Aridhia chief executive Chris Roche said the firm will hire a number of new people following the success of these projects, which include the ground-breaking European Prevention of Alzheimer’s Dementia programme.

“We are delighted to bring our AnalytiXagility platform into this venture,” added Roche, who took over the helm in April 2015. “Radboud really understands the need for academic medical centres to adopt breakthrough technologies in order to accelerate the discovery of insights and increase institutional competitiveness.”

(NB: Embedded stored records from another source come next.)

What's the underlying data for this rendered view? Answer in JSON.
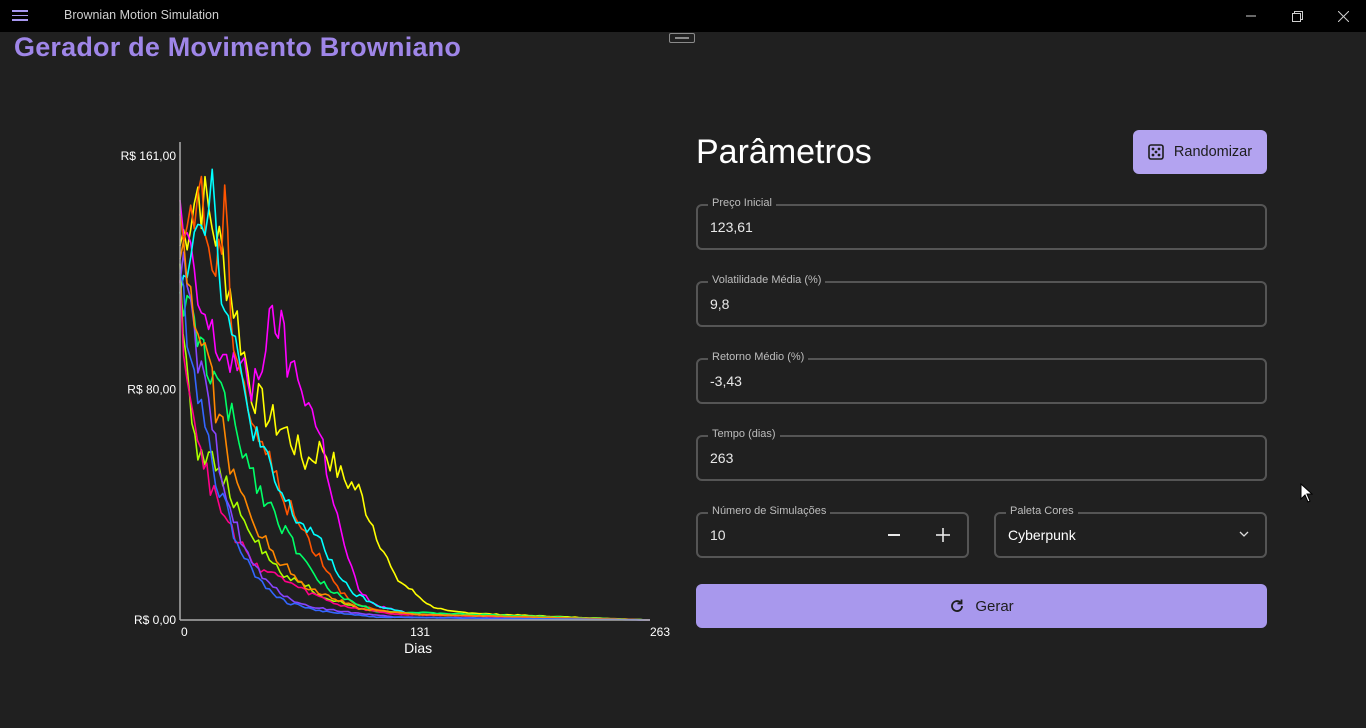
{
  "window": {
    "title": "Brownian Motion Simulation",
    "controls": [
      "minimize",
      "restore",
      "close"
    ]
  },
  "page": {
    "title": "Gerador de Movimento Browniano"
  },
  "params": {
    "title": "Parâmetros",
    "randomize_label": "Randomizar",
    "fields": {
      "initial_price": {
        "label": "Preço Inicial",
        "value": "123,61"
      },
      "volatility": {
        "label": "Volatilidade Média (%)",
        "value": "9,8"
      },
      "return": {
        "label": "Retorno Médio (%)",
        "value": "-3,43"
      },
      "time": {
        "label": "Tempo (dias)",
        "value": "263"
      },
      "simulations": {
        "label": "Número de Simulações",
        "value": "10"
      },
      "palette": {
        "label": "Paleta Cores",
        "value": "Cyberpunk"
      }
    },
    "generate_label": "Gerar"
  },
  "chart_data": {
    "type": "line",
    "xlabel": "Dias",
    "ylabel": "",
    "xlim": [
      0,
      263
    ],
    "ylim": [
      0,
      161
    ],
    "x_ticks": [
      0,
      131,
      263
    ],
    "y_tick_values": [
      0,
      80,
      161
    ],
    "y_tick_labels": [
      "R$ 0,00",
      "R$ 80,00",
      "R$ 161,00"
    ],
    "series": [
      {
        "color": "#ffff00",
        "points": [
          [
            0,
            130
          ],
          [
            10,
            150
          ],
          [
            20,
            135
          ],
          [
            30,
            110
          ],
          [
            40,
            80
          ],
          [
            50,
            70
          ],
          [
            60,
            65
          ],
          [
            70,
            55
          ],
          [
            80,
            60
          ],
          [
            90,
            50
          ],
          [
            100,
            45
          ],
          [
            110,
            30
          ],
          [
            120,
            15
          ],
          [
            130,
            10
          ],
          [
            140,
            5
          ],
          [
            150,
            3
          ],
          [
            175,
            2
          ],
          [
            263,
            0
          ]
        ]
      },
      {
        "color": "#ff00ff",
        "points": [
          [
            0,
            140
          ],
          [
            10,
            110
          ],
          [
            20,
            95
          ],
          [
            30,
            90
          ],
          [
            40,
            80
          ],
          [
            50,
            100
          ],
          [
            55,
            105
          ],
          [
            60,
            90
          ],
          [
            70,
            80
          ],
          [
            80,
            60
          ],
          [
            90,
            30
          ],
          [
            100,
            10
          ],
          [
            110,
            5
          ],
          [
            130,
            2
          ],
          [
            263,
            0
          ]
        ]
      },
      {
        "color": "#ff5500",
        "points": [
          [
            0,
            130
          ],
          [
            10,
            150
          ],
          [
            20,
            120
          ],
          [
            25,
            140
          ],
          [
            30,
            100
          ],
          [
            40,
            70
          ],
          [
            50,
            55
          ],
          [
            60,
            40
          ],
          [
            70,
            30
          ],
          [
            80,
            20
          ],
          [
            90,
            10
          ],
          [
            100,
            5
          ],
          [
            120,
            2
          ],
          [
            263,
            0
          ]
        ]
      },
      {
        "color": "#00ffff",
        "points": [
          [
            0,
            120
          ],
          [
            10,
            140
          ],
          [
            18,
            150
          ],
          [
            25,
            110
          ],
          [
            35,
            80
          ],
          [
            45,
            60
          ],
          [
            55,
            45
          ],
          [
            65,
            35
          ],
          [
            75,
            30
          ],
          [
            85,
            20
          ],
          [
            95,
            10
          ],
          [
            110,
            5
          ],
          [
            130,
            2
          ],
          [
            263,
            0
          ]
        ]
      },
      {
        "color": "#00ff66",
        "points": [
          [
            0,
            115
          ],
          [
            8,
            100
          ],
          [
            15,
            90
          ],
          [
            25,
            75
          ],
          [
            35,
            60
          ],
          [
            45,
            45
          ],
          [
            55,
            35
          ],
          [
            65,
            25
          ],
          [
            75,
            15
          ],
          [
            90,
            8
          ],
          [
            110,
            3
          ],
          [
            263,
            0
          ]
        ]
      },
      {
        "color": "#aaff00",
        "points": [
          [
            0,
            120
          ],
          [
            5,
            80
          ],
          [
            10,
            60
          ],
          [
            20,
            55
          ],
          [
            30,
            40
          ],
          [
            40,
            30
          ],
          [
            50,
            20
          ],
          [
            60,
            15
          ],
          [
            70,
            12
          ],
          [
            80,
            8
          ],
          [
            100,
            4
          ],
          [
            130,
            2
          ],
          [
            263,
            0
          ]
        ]
      },
      {
        "color": "#ff0088",
        "points": [
          [
            0,
            110
          ],
          [
            8,
            70
          ],
          [
            15,
            50
          ],
          [
            25,
            35
          ],
          [
            35,
            25
          ],
          [
            45,
            18
          ],
          [
            55,
            15
          ],
          [
            70,
            10
          ],
          [
            90,
            5
          ],
          [
            120,
            2
          ],
          [
            263,
            0
          ]
        ]
      },
      {
        "color": "#8844ff",
        "points": [
          [
            0,
            125
          ],
          [
            10,
            90
          ],
          [
            20,
            60
          ],
          [
            30,
            35
          ],
          [
            40,
            20
          ],
          [
            50,
            12
          ],
          [
            60,
            8
          ],
          [
            70,
            5
          ],
          [
            90,
            3
          ],
          [
            120,
            1
          ],
          [
            263,
            0
          ]
        ]
      },
      {
        "color": "#ff8800",
        "points": [
          [
            0,
            128
          ],
          [
            10,
            105
          ],
          [
            20,
            75
          ],
          [
            30,
            50
          ],
          [
            40,
            35
          ],
          [
            50,
            25
          ],
          [
            60,
            18
          ],
          [
            70,
            12
          ],
          [
            85,
            8
          ],
          [
            100,
            4
          ],
          [
            130,
            2
          ],
          [
            263,
            0
          ]
        ]
      },
      {
        "color": "#3366ff",
        "points": [
          [
            0,
            118
          ],
          [
            10,
            80
          ],
          [
            20,
            50
          ],
          [
            30,
            30
          ],
          [
            40,
            18
          ],
          [
            50,
            10
          ],
          [
            60,
            6
          ],
          [
            80,
            3
          ],
          [
            110,
            1
          ],
          [
            263,
            0
          ]
        ]
      }
    ]
  }
}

Roche has led Aridhia’s transition to a cloud-based delivery model of “research as a service” (RaaS). This has proven a major selling point as it doesn’t lock subscribers into potentially costly long-term contracts.

“We’re tremendously proud to have helped fund Aridhia’s original development of their AnalytiXagility platform four years ago,” said Ruth McKernan, chief executive of Innovate UK.

The privately-owned firm does not disclose its revenue figures, but a spokeswoman confirmed that it is on track for profitability in the current year.

Aridhia was set up by entrepreneur David Sibbald, who co-founded Atlantech Technologies before selling the business to US networking giant Cisco for £114 million in May 2000. Sibbald was chief executive of Aridhia until Roche’s promotion from chief commercial officer, and now serves as the company’s executive chairman.